A Match Made in Minutes

10-Minute Branding Refresher: How do you build your brand 10 minutes at a time? You start small, and you simply begin. An excellent way to convince yourself to get going is to plan your ending. You can even set a timer. Then, be sure to bask in the success of your huge accomplishment of actually beginning and also appreciate the amount of work that got done. Then, repeat the process tomorrow. And the next day. And so on. You will be amazed at your branding progress . . . 10 minutes at a time.

Consider Bringing a Partner On Board

Owning and operating a small business can be a lonely and overwhelming proposition.  Sometimes, you just wish you had some additional resource you could rely upon.  If you have ever found yourself in this position, perhaps you should consider enlisting the assistance of a strategic partner – the topic of this newest 10-minute brand building tip.

Such a relationship can but does not have to involve any kind of formal legal arrangement.  Rather, you are looking to pair with another business that – like you – is hoping to gain a certain marketplace advantage.

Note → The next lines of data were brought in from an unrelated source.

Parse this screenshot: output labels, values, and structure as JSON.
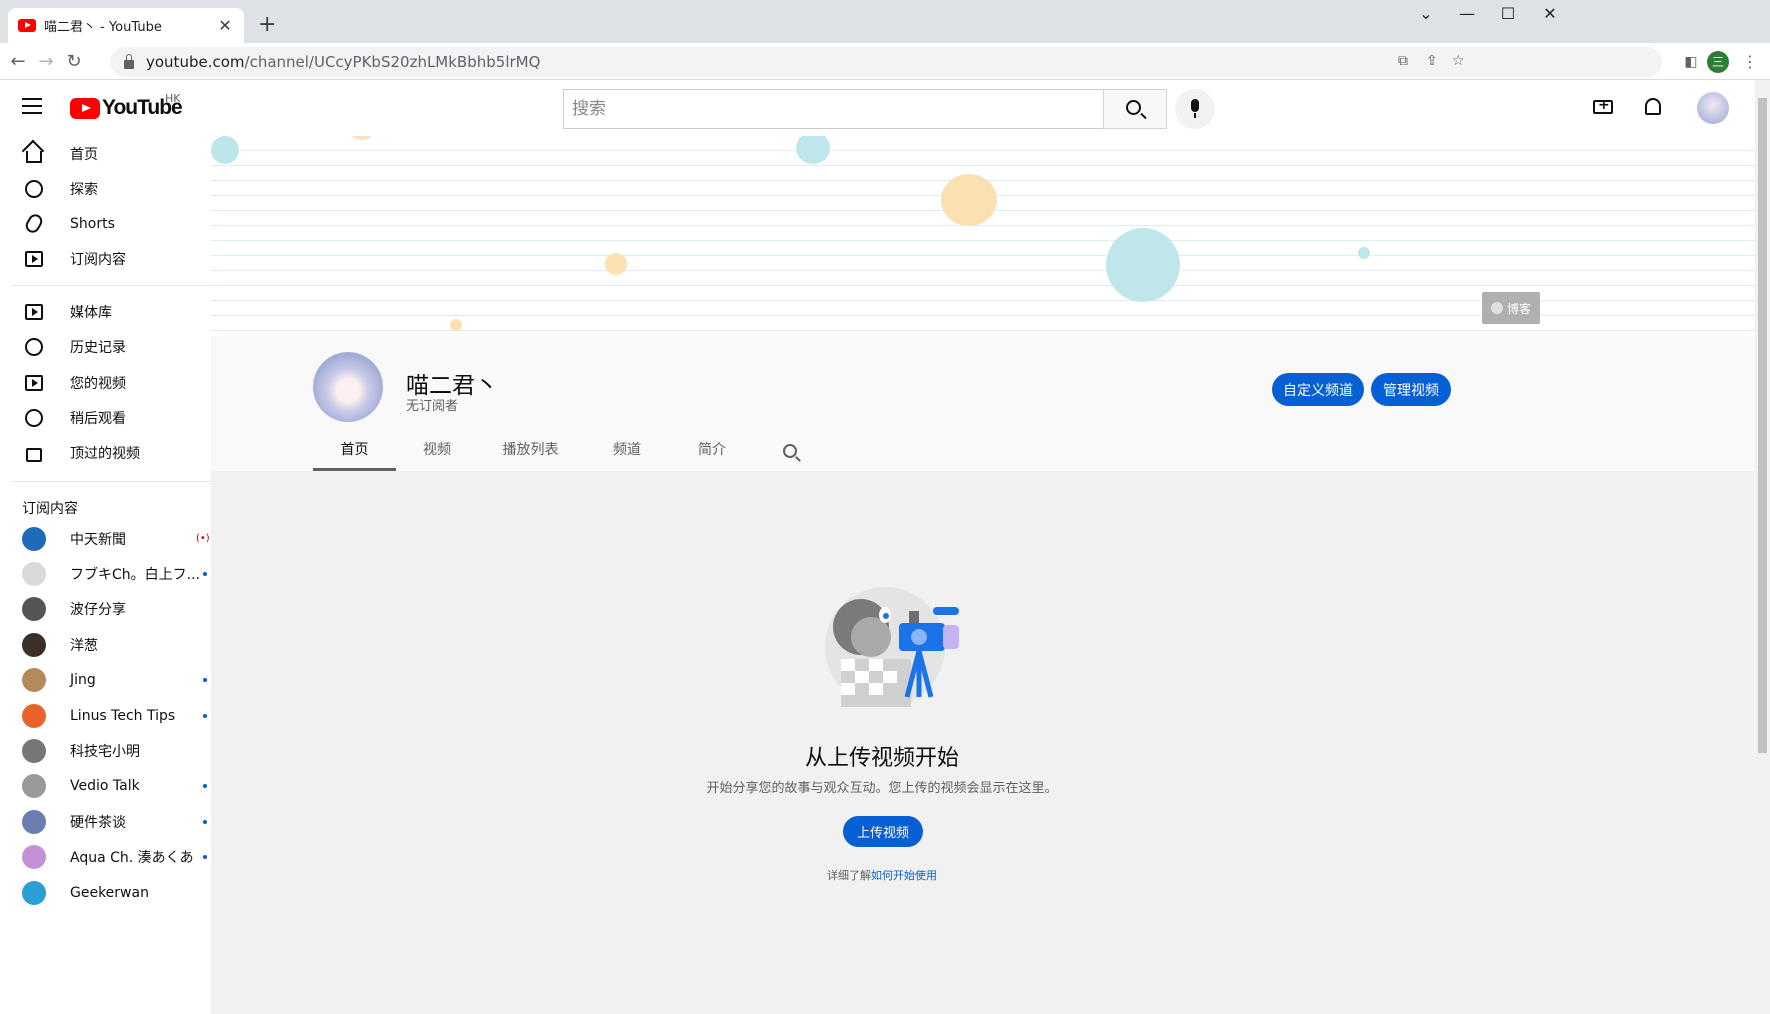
{
  "browser": {
    "tab_title": "喵二君丶 - YouTube",
    "tab_close": "✕",
    "new_tab": "+",
    "url_host": "youtube.com",
    "url_path": "/channel/UCcyPKbS20zhLMkBbhb5lrMQ",
    "profile_initial": "三",
    "win_minimize": "—",
    "win_maximize": "☐",
    "win_close": "✕",
    "win_dropdown": "⌄"
  },
  "header": {
    "logo_text": "YouTube",
    "region": "HK",
    "search_placeholder": "搜索"
  },
  "sidebar": {
    "main": [
      {
        "label": "首页",
        "icon": "home-icon"
      },
      {
        "label": "探索",
        "icon": "compass-icon"
      },
      {
        "label": "Shorts",
        "icon": "shorts-icon"
      },
      {
        "label": "订阅内容",
        "icon": "subscriptions-icon"
      }
    ],
    "library": [
      {
        "label": "媒体库",
        "icon": "library-icon"
      },
      {
        "label": "历史记录",
        "icon": "history-icon"
      },
      {
        "label": "您的视频",
        "icon": "your-videos-icon"
      },
      {
        "label": "稍后观看",
        "icon": "watch-later-icon"
      },
      {
        "label": "顶过的视频",
        "icon": "liked-icon"
      }
    ],
    "subscriptions_heading": "订阅内容",
    "subscriptions": [
      {
        "label": "中天新聞",
        "status": "live",
        "color": "#1e6bb8"
      },
      {
        "label": "フブキCh。白上フ...",
        "status": "new",
        "color": "#d9d9d9"
      },
      {
        "label": "波仔分享",
        "status": "none",
        "color": "#555555"
      },
      {
        "label": "洋葱",
        "status": "none",
        "color": "#3a2f2a"
      },
      {
        "label": "Jing",
        "status": "new",
        "color": "#b48a5a"
      },
      {
        "label": "Linus Tech Tips",
        "status": "new",
        "color": "#e8632c"
      },
      {
        "label": "科技宅小明",
        "status": "none",
        "color": "#777777"
      },
      {
        "label": "Vedio Talk",
        "status": "new",
        "color": "#999999"
      },
      {
        "label": "硬件茶谈",
        "status": "new",
        "color": "#6a7fb0"
      },
      {
        "label": "Aqua Ch. 湊あくあ",
        "status": "new",
        "color": "#c68fd6"
      },
      {
        "label": "Geekerwan",
        "status": "none",
        "color": "#2a9fd6"
      }
    ],
    "live_glyph": "(•)"
  },
  "banner": {
    "blog_badge": "博客"
  },
  "channel": {
    "name": "喵二君丶",
    "subscribers": "无订阅者",
    "customize_button": "自定义频道",
    "manage_button": "管理视频",
    "tabs": [
      "首页",
      "视频",
      "播放列表",
      "频道",
      "简介"
    ],
    "active_tab": 0
  },
  "empty_state": {
    "title": "从上传视频开始",
    "description": "开始分享您的故事与观众互动。您上传的视频会显示在这里。",
    "upload_button": "上传视频",
    "learn_prefix": "详细了解",
    "learn_link": "如何开始使用"
  },
  "colors": {
    "accent": "#065fd4",
    "youtube_red": "#ff0000"
  }
}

Identifying a Potential Prospect

Some combinations seem to have a natural synergy – like the way peanut butter pairs with jelly or marshmallows with chocolate bars and graham crackers.  When considering prospects, ask yourself what other product or service might be acquired to better take full advantage of the characteristics of yours. 

For instance . . .

If your business is to share advice about branding, you might consider forming a strategic partnership with a designer who produces branded stationary, business cards, etc.  If you are a farmer with apple orchards specializing in the production of cider, perhaps your ideal strategic partner would be a grocery store or farmer’s market that uses seasonal campaigns (such as fall, Thanksgiving, Halloween) to promote sales.

Basically, think of a business that could benefit from your product while, in turn, enhancing yours.  That said, you will want to consider issues such as goals for growth, culture, values, attitude toward service, and history of success to ensure the optimum likelihood of a good match.

Potential Benefits of a Strategic Partnership

Many exist . . . but I will concentrate on three for the purposes of this piece.

Cut Costs

One role of well-matched strategic partners is the ability to run joint sales and advertising campaigns, which has the potential to substantially reduce the expense of both parties by splitting costs while also allowing everyone to take advantage of economies of scale.  Better deals can sometimes be available to companies willing and/or able to spend more, which can be accomplished through a partner while your own original investment remains the same.  Any activity targeting large numbers of prospects falls into this category (direct mail/e-mail campaigns, sales events, etc.)

Increase Your Audience

You have your own list of customers as well as a data base of prospects.  More than likely, your strategic partner does as well.  Combining these lists for activities such as direct mailings or even telemarketing campaigns substantially increases your pool of highly qualified prospects.  If you’ve chosen your strategic partner well, their customers should be very interested in your products/services and more likely than your average cold contact to ultimately become your customer as well.  In fact, I’d be willing to bet that you already share some of the same customers and that letting them know about your strategic partnership can only strengthen their loyalties to both of you, which suggests a joint loyalty program might be very successful.

Remember, strategic partners are not your direct competitors.  Rather, these companies are ones that complement your main focus . . . so sharing of customer data is reasonable.

Enhance Your Product

Even the best products can always become a bit better . . . but you just lack the resources to pursue such development.  By choosing your partner wisely, you can make your product better by being able to offer additional qualities brought to the table by your partner.   (Once peanut butter found jelly, that partnership created a new enhanced offering called PB&Js . . . and the rest is history!!)

In the case of a branding blog, we try to explain some of the characteristics that create an effective brand, we can even provide instruction for building certain basic tools like logos.  However, a partnership might allow us to highlight certain vendors who are able to supply finished products for items like brochures (helping those readers who prefer not to take the DIY approach).

Your 10-Minute Branding Assignment

Identify a company offering a product/service that complements yours.  Visit their web site to get a sense of their audience and approach to sales.  Determine whether the prospect has been involved in a coordinated effort with another business (perhaps even one of your direct competitors).  Track down the names and contact information of people within the operation who might be the best ones to approach about possible partnerships.  (The “About” page of the candidate’s web site can sometimes yield this information.)

While your 10-minute task for the day is done once you’ve completed this assignment, another day your mission will be to make a preliminary contact.  This process can be repeated as many times as necessary to move forward.  The potential benefits will easily justify the effort.